Lowry had his thumb on the scale from the headline and subhead: “The Oscar Loses Its Voice; The Academy Awards paid tribute to Rob Reiner, but at a politically fraught moment closed a cautious awards season by steering clear of the outspokenness and activism that defined the director’s career.”

He complained that, even though the Academy Awards “delivered a heartfelt tribute to Rob Reiner,” the show “conspicuously avoided the director’s other defining trait—his progressive politics and activism—with no one overtly saying the name “Trump” on the stage during the three and a half-hour telecast.”

Lowry did his own impression of Eric Alterman, suggesting Hollywood isn’t really that liberal:

Much is made of “liberal Hollywood,” long a culture-war bogeyman for the right, so much so that even fleeting political references at the Academy Awards trigger howls of indignation. But during another war in the Middle East, there was nothing remotely resembling Michael Moore’s shouts of “shame on you” to George W. Bush in 2003, with this year’s documentary winner, David Borenstein, coming closest by issuing a thinly veiled warning about the threat of authoritarianism.

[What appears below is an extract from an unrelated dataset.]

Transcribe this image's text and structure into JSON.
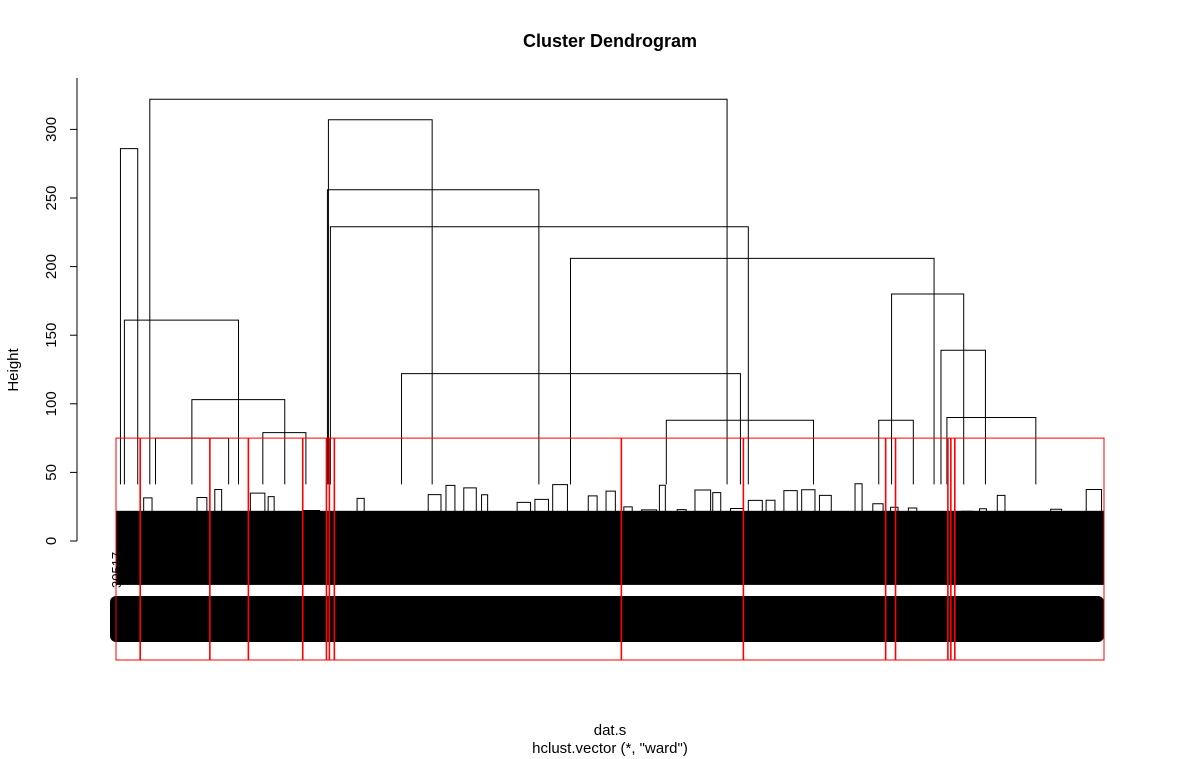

He huffed this year featured “traffic-seeking websites scrounging for headlines to find meaty movments, from O’Brien’s joke about the Epstein Files to presenter Jimmy Kimmel taking understated swipes at Trump and CBS, to presenter Javier Bardem saying, “No to war” and “Free Palestine” before getting down the business at hand.”

Comically, Lowry wants us to think those moments were not proof of any bent. Our Elise Ehrhard took on this year’s Oscars and found heapings of liberal quackery. You can also check out the links to see our reviews from the prior five years (2025, 2024, 2023, 2022, 2021, and 2020).

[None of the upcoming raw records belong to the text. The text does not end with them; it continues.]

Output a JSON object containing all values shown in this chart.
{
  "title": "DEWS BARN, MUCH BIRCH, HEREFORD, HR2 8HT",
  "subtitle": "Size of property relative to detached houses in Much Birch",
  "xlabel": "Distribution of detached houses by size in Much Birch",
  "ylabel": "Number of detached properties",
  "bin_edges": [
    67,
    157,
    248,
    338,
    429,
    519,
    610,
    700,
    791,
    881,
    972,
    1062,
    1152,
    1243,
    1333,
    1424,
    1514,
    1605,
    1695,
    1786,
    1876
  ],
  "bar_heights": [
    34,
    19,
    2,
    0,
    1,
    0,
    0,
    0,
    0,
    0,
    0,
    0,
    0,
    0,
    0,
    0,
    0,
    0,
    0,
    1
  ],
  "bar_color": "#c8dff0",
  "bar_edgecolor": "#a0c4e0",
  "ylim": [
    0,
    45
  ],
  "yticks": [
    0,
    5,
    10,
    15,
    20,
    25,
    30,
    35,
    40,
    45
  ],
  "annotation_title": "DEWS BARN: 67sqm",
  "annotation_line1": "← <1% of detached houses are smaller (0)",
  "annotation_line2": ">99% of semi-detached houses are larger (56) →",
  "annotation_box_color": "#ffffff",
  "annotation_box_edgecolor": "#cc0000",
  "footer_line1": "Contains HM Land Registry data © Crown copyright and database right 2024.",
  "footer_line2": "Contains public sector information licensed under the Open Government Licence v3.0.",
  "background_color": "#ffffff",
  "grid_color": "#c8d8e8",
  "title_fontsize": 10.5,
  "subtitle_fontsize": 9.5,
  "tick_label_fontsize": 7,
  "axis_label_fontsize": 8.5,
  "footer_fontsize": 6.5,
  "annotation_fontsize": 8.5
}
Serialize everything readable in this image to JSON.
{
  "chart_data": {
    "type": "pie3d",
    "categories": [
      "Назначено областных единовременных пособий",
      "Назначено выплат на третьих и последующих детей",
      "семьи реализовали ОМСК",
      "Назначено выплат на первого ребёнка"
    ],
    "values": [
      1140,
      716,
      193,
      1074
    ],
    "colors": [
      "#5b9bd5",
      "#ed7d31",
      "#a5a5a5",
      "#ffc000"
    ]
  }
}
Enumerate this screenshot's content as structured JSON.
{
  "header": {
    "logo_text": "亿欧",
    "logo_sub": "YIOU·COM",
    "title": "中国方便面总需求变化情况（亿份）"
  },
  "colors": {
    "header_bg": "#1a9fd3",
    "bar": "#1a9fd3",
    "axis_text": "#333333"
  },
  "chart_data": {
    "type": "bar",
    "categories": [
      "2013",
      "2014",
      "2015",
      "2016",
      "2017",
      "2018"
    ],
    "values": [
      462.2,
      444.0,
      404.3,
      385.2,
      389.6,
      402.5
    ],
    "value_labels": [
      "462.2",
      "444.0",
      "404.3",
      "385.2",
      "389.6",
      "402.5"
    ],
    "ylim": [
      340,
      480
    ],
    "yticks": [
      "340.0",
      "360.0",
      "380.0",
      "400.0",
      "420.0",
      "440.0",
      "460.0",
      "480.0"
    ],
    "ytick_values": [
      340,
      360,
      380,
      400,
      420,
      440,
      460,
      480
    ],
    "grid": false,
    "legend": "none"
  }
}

Lowry continued, whining “Barbara Streisand, and others” didn’t elaborate on their general lament about the times we’re living in and “thus do little to quiet those wondering if Hollywood has collectively lost its nerve in the face of a president who relishes lashing out at critics and the press, and a media ownership class that has exhibited its willingness to mollify him in service of their corporate agendas.”

Of course, he praised David Bornstein using his victory in the feature documentary category for Mr. Nobody Against Putin to warn democracy dies when, for example, too many remain quiet “when oligarchs take over the media and control how we produce it.”

“After he show, he elaborated to reporters, saying Russians told him the slide toward autocracy is ‘actually happening quicker in American than it’s been happening in Russia. Trump is moving a lot quicker than Putin in his early years,’” Lowry added.

Following a brief registration of his gripe more didn’t rip Warner Bros. Discovery head David Zaslav for its impending sale to David Ellison’s Paramount Skydance, he offered somewhat of a strawman: “The only thing likely to draw more fire than not enough politics is having too much, with critics on the latter front itching for something on which they can tee off.”

In Lowry’s world, “not enough politics” is the bigger issue whereas, over in reality, regular Americans would prefer not to be lectured.

The liberal shill concluded by doubling down on his thesis that he’s very disappointed in Hollywood for not having spent awards season seeing blood vis à vis Trump:

[T]rophies for political courage have been vanishingly rare—including on Hollywood’s biggest stage. Whether that represented the welcome respite O’Brien discussed or symbolizes an industry engaged in small acts of complicity—the kind Rob Reiner surely would have rejected—is, like debate over the merit of the Oscar winners, very much in the eye of the beholder.